Saturday, February 01, 2003
You'll have heard the news by now. I'm sitting here thinking about that morning in 1986 when I was late to Biology 103 because I couldn't stop watching the images of the Challenger explosion. And about the fireball streaking across the Texas sky this morning, and what might have gone wrong with Columbia at 9 a.m. today, seventeen years after we first lost a shuttle. I'm sure it was a very small thing. I watched CNN this morning and kept thinking, We're never going to get off this planet. The thought may have been unwarranted. I'm trying to think, instead, about the seven men and women on board. And trying to make myself keep moving, because it's already history, one way or another. But this will be one of Those Days, the sort that, years and years from Now, I'll look back and say, "Oh, I was There, right There, when X happened." Like Challenger, and September 11th, Sadat's assasination, the deaths of John Lennon and Kurt Cobain, the Oklahoma City and first World Trade Center bombings. One of Those Days.
"'One thing,' he said later, 'it's quick in space. Death. It's over like that. You don't linger. Most of the time you don't even know it. You're dead and that's it." — Ray Bradbury
"Tonight, he thought, even if we fail with this first, we'll send a second and a third ship and move on out to all the planets and later, all the stars. We'll just keep going until the big words like immortal and forever take on meaning. Big words, yes, that's what we want. Continuity. Since our tongues first moved in our mouths we've asked, What does it all mean? No other question made sense, with death breathing down our necks.
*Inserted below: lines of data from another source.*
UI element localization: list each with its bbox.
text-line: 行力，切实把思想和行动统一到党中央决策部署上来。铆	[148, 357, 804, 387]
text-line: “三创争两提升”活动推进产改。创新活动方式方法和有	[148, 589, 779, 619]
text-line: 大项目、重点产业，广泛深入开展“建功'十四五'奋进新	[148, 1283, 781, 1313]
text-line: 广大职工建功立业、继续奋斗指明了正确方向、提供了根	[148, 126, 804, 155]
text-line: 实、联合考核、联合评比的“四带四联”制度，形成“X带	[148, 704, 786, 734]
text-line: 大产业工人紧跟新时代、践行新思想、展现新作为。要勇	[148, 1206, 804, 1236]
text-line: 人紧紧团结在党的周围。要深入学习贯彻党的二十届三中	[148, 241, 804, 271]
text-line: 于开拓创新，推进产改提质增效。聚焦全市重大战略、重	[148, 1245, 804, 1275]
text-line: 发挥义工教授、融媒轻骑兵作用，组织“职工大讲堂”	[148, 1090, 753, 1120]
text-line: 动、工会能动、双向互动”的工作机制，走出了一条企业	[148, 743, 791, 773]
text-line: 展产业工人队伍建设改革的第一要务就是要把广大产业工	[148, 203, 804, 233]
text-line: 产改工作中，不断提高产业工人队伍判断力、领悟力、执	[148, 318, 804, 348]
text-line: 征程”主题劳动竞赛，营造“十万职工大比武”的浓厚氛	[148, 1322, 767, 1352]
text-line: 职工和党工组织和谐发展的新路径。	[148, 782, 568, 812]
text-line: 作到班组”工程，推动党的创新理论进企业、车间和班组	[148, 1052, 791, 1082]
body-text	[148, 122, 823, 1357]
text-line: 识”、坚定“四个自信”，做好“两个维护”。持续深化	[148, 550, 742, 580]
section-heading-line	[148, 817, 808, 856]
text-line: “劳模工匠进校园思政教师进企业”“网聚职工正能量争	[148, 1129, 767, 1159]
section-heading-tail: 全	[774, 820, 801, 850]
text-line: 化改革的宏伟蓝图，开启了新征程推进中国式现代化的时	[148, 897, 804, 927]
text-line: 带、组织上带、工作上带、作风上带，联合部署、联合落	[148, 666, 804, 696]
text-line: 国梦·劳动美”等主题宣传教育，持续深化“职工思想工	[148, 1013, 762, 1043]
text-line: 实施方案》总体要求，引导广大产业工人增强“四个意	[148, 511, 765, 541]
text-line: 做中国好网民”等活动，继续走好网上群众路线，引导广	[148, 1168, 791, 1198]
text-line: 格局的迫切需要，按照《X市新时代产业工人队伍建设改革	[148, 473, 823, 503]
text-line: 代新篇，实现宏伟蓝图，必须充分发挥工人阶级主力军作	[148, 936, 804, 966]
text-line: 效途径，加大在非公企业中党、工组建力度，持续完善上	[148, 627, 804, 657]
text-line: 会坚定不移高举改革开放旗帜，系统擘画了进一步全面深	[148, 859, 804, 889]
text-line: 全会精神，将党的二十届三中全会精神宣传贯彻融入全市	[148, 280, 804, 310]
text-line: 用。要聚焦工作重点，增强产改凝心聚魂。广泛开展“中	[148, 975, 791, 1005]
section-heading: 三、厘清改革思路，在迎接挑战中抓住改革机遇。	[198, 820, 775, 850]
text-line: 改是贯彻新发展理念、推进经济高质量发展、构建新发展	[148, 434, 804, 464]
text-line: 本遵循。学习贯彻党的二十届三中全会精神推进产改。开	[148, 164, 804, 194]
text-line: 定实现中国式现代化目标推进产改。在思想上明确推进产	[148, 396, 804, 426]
But just let us settle in on ten thousand worlds spinning around ten thousand alien suns and the question will fade away. Man will be endless and infinite, even as space is endless and inifinite. Man will go on, as space goes on, forever. Individuals will die as always, but our history will reach as far as we'll ever need to see into the future, and with the knowledge of our survival for all time to come, we'll know security and thus the answer we've always searched for. Gifted with life, the least we can do is preserve and pass on the gift to infinity. That's a goal worth shooting for." — Ray Bradbury
"What I wouldn't give to go with them. What I wouldn't give." — Ray Bradbury
Anyway, I wrote 1,166 words on "La Peau Verte" yesterday. I should do as well today.